Niedriglohnland Deutschland: Arbeit für lau

In keinem anderen EU-Land stiegen im Jahr 2007 die Arbeitskosten so wenig wie in bei uns. Mehr als jeder fünfte Deutsche arbeitet für einen Niedriglohn.

BERLIN taz Allen Klagen der Wirtschaft zum Trotz: Unternehmer kriegen Arbeit in Deutschland tendenziell billiger. Trotz Aufschwung und Tariferhöhungen in einigen Branchen stiegen die Arbeitskosten in Deutschland im vergangenen Jahr im Durchschnitt nur um 1,0 Prozent, teilte das Statistische Bundesamt am Dienstag mit. Der Anstieg der Arbeitskosten lag damit deutlich unter der Inflationsrate. Und: In keinem anderen Land der Europäischen Union sind die Arbeitskosten so wenig gestiegen wie in Deutschland.

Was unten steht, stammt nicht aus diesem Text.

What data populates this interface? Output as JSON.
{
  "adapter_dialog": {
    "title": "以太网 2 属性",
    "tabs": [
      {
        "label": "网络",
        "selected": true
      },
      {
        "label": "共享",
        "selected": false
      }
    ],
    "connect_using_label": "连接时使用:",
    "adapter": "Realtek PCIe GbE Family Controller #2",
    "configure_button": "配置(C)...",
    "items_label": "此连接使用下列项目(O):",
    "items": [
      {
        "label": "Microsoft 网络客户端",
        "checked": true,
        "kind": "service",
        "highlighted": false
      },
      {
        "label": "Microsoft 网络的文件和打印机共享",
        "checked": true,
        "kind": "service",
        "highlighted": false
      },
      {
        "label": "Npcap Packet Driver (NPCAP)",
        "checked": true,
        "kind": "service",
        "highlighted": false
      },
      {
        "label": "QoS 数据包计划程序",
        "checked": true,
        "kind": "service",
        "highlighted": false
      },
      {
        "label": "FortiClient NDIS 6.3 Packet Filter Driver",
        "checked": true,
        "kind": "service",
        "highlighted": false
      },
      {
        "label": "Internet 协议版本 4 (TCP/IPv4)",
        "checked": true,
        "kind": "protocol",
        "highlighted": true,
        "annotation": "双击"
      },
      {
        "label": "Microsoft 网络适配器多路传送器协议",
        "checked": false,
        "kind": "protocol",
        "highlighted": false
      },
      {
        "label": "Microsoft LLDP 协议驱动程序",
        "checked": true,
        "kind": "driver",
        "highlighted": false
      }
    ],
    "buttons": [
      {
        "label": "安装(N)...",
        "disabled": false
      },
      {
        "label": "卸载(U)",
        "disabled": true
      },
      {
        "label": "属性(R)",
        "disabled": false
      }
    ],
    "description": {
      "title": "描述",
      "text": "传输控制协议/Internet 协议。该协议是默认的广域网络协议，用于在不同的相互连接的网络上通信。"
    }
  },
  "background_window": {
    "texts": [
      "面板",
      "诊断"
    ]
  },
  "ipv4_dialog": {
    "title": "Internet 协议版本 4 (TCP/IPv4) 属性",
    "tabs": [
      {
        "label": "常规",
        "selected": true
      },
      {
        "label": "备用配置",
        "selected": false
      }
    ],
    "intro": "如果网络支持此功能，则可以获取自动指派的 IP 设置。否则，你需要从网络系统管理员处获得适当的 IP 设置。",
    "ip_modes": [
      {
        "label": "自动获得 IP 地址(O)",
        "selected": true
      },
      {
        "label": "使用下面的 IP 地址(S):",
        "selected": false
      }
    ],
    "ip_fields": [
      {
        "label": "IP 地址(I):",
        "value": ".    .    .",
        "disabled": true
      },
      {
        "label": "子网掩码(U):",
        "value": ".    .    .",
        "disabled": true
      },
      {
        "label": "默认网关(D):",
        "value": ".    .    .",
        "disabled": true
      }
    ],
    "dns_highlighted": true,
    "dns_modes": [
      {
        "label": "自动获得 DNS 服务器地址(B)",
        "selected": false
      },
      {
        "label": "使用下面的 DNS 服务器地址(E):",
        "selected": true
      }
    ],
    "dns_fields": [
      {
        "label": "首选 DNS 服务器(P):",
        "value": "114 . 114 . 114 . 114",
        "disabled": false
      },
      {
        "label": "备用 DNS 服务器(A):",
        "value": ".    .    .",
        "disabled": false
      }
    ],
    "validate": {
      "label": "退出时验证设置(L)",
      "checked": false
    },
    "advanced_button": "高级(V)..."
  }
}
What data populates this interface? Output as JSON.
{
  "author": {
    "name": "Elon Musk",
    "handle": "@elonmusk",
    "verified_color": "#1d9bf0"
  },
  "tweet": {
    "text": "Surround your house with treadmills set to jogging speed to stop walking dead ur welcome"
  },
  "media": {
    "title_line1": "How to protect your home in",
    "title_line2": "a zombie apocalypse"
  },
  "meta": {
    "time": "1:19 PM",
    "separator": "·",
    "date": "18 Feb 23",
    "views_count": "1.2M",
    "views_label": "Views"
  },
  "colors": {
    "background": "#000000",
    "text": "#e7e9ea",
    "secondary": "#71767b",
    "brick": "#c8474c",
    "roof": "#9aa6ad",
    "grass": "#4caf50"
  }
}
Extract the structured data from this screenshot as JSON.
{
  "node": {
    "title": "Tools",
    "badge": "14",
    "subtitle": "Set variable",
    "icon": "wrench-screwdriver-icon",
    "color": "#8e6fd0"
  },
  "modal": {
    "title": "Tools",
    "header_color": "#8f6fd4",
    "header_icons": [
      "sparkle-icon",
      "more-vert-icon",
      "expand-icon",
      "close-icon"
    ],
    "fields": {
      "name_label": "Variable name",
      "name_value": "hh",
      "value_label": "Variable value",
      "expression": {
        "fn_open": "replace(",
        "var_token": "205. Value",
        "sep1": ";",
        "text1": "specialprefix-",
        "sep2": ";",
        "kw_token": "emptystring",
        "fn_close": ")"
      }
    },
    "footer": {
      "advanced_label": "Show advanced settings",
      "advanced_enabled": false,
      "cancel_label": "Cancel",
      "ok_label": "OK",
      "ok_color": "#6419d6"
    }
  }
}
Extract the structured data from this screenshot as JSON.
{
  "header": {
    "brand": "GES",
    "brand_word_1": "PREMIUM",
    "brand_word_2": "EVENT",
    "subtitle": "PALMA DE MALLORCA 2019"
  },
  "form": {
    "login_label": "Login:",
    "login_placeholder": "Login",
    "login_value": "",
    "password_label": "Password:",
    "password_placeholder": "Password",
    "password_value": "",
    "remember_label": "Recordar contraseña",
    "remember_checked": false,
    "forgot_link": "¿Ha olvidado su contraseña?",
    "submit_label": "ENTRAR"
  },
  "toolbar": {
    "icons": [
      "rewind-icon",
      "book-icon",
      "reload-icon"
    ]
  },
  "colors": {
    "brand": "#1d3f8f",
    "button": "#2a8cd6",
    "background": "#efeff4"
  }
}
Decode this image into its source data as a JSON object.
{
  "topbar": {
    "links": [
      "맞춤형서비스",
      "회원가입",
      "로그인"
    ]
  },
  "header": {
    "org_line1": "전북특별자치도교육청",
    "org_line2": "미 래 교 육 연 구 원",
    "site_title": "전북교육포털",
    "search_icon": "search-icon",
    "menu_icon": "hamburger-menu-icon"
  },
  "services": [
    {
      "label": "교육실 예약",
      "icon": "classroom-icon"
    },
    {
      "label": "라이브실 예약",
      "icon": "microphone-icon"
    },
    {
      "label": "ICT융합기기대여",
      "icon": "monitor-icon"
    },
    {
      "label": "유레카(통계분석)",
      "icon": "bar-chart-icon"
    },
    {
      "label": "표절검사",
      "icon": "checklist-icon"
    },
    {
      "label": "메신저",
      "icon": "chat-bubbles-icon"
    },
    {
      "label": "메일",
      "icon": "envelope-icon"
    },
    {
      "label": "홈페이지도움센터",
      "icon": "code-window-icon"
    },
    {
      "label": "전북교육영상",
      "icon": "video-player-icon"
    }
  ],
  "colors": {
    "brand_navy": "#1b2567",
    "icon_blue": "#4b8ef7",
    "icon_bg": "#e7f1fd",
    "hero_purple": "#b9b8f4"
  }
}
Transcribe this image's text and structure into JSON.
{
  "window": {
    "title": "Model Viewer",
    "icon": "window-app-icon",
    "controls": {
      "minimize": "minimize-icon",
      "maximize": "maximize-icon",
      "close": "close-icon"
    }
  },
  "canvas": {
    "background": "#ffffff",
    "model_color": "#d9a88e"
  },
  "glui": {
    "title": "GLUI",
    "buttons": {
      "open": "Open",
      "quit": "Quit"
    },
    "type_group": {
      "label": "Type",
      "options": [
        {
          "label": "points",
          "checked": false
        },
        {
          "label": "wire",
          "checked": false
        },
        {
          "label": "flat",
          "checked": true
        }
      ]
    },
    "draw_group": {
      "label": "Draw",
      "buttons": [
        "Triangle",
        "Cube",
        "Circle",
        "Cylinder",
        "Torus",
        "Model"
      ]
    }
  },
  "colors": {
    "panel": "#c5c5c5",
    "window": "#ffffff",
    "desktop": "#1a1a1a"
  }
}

Ursache dafür sind die deutschlandweit nur moderaten Lohnerhöhungen sowie Entlastungen der Unternehmer bei den Beiträgen zur Arbeitslosenversicherung.

In der deutschen Privatwirtschaft zahlten Unternehmer im Jahr 2007 im Durchschnitt 29,10 Euro je Arbeitsstunde, so das Statistische Bundesamt. Im europäischen Vergleich lag Deutschland damit nur noch auf Rang sieben - nach Dänemark, Schweden, Belgien, Luxemburg, Frankreich und den Niederlanden. Die Arbeitskosten setzen sich aus den Bruttolöhnen und den Lohnnebenkosten zusammen, das sind die Ausgaben für die notwendigen sozialen Absicherungen der Arbeitnehmer.

Während die Arbeitskosten in Deutschland nur geringfügig stiegen, erhöhten sie sich in anderen EU-Ländern zum Teil um mehr als 20 Prozent - so in Rumänien, Lettland und Litauen. Dieser hohe prozentuale Anstieg erklärt sich aus der geringen Ausgangsbasis, lagen doch in diesen Ländern die Arbeitskosten unter 5 Euro je Stunde.

Auch innerhalb Deutschlands gibt es erhebliche Unterschiede: So liegen die Arbeitskosten in Ostdeutschland unter dem Westniveau. Und im Verarbeitenden Gewerbe muss mehr gezahlt werden als im Dienstleistungssektor. Diese Spreizung - immerhin eine Differenz von 20 Prozent - sei im internationalen Vergleich sehr hoch, kritisierte DGB-Sprecherin Claudia Falk. "Deutschland wird ein Dumpingland." Verantwortlich dafür seien die Arbeitsmarktreformen, die zu einer Ausweitung des Niedriglohnsektors geführt hätten.

Nach einer Studie des Duisburger Instituts Arbeit und Qualifikation arbeitet schon mehr als jeder fünfte Deutsche für einen Niedriglohn; darunter werden Saläre verstanden, die weniger als zwei Drittel des mittleren Stundenlohns betragen. Seit 1995 ist demnach die Zahl der Niedriglöhner um mehr als 40 Prozent gestiegen. "Wir brauchen eine Reißleine nach unten", fordert DGB-Sprecherin Falk. Dafür kämen sowohl branchenbezogene als auch gesetzliche Mindestlöhne in Frage.